Por Rodrigo López Zilio, promotor de Justiça e coordenador do Gabinete Eleitoral do MPRS
É rarefeita a noção de que, ao votar, o eleitor define seu candidato e fixa a relação de forças entre os partidos políticos. Porque a migração partidária tornou-se corriqueira, o retrato das urnas não permanece incólume durante a legislatura. Por esse motivo, o TSE definiu que o mandato pertence ao partido e a desfiliação sem justa causa importa perda do mandato, impondo um freio ao troca-troca.
Após um silêncio, o legislador regulou a matéria com generosas portas de saída para o "brete" da fidelidade partidária: criou a "janela partidária" (ou seja, pode-se migrar de partido 30 dias antes do prazo da filiação ao término do mandato); permitiu a troca de partido pelo prazo de um mês; possibilitou a saída de partido que não atingiu a cláusula de barreira. Todas essas hipóteses admitiram a mudança sem a perda de mandato e sem necessidade de qualquer justificativa.

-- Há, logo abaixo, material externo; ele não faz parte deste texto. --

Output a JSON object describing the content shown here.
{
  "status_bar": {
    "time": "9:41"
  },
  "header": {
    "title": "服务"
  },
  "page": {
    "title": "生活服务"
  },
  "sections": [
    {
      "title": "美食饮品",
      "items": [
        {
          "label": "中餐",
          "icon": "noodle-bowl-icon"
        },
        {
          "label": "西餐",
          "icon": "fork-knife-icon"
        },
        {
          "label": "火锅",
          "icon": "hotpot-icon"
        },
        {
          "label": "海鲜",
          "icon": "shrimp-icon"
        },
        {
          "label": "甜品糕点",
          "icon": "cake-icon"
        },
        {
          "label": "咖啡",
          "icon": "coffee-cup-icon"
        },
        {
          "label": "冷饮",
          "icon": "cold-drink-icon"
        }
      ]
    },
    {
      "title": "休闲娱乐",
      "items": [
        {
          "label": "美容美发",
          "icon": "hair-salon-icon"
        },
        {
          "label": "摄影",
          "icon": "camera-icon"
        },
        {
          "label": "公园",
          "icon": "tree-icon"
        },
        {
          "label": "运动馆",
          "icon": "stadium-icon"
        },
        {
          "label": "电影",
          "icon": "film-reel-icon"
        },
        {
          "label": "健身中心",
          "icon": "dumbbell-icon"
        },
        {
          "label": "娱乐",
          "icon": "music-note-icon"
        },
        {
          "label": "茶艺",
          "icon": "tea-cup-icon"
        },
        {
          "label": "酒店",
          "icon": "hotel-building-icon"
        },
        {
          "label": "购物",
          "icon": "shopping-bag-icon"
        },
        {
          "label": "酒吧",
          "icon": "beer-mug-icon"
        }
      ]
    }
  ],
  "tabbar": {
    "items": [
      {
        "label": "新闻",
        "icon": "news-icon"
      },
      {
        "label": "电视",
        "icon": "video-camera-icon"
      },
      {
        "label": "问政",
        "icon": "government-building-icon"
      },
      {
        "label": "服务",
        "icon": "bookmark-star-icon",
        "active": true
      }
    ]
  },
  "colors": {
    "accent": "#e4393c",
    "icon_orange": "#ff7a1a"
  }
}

A manutenção do mandato em caso de troca de partido, em hipóteses excepcionais, pode servir como um fator de equilíbrio entre os poderes. Porém, no atual contexto, a migração partidária é mais um retrato da disfuncionalidade do sistema. A rotina dessas mudanças, como regra, é pautada pelo interesse pessoal (seja a busca do êxito eleitoral ou a percepção de vantagens de outra natureza). Além de não representarem adequadamente o anseio dos eleitores, os partidos não têm cumprido suas funções essenciais. Os mecanismos de democracia interna são precários; não há transparência na gerência dos recursos; é incomum a responsabilização por atos em descompasso com as normas estatutárias. Agora, adita-se a malversação dos recursos públicos de financiamento de campanha. Ainda, não raro, seus dirigentes têm por fungíveis os conceitos de autonomia partidária e im(p)unidade.
É por uma série de desmandos que o atual quadro relega aos partidos uma função burocrática de fornecimento de candidatos para as eleições. Essas anomalias reforçam o descolamento da sociedade civil com a classe política e trazem a discussão sobre a necessidade dos partidos no regime democrático (o que é demonstrado pela tese da candidatura avulsa).
A história mostra que a representação política evoluiu de uma noção liberal para um modelo partidário, justamente para superar o individualismo por uma visão aglutinadora da vontade dos cidadãos. Nos EUA, referem Levitsky e Ziblatt, ainda que as primárias tenham um caráter vinculante, os partidos são apontados como guardiões da democracia, ao recusar acesso a candidatos despreparados.
No Brasil, desde 1988, os partidos se tornaram peças essenciais ao regime democrático, devendo assumir sua função de assegurar a autenticidade do sistema representativo, com democracia interna, transparência e responsabilidade. Nesse processo, uma melhor depuração dos candidatos apresentados e um rearranjo das regras de fidelidade partidária, limitando as hipóteses de manutenção do mandato para as migrações, são passos fundamentais para uma reconciliação dos partidos políticos com a própria democracia.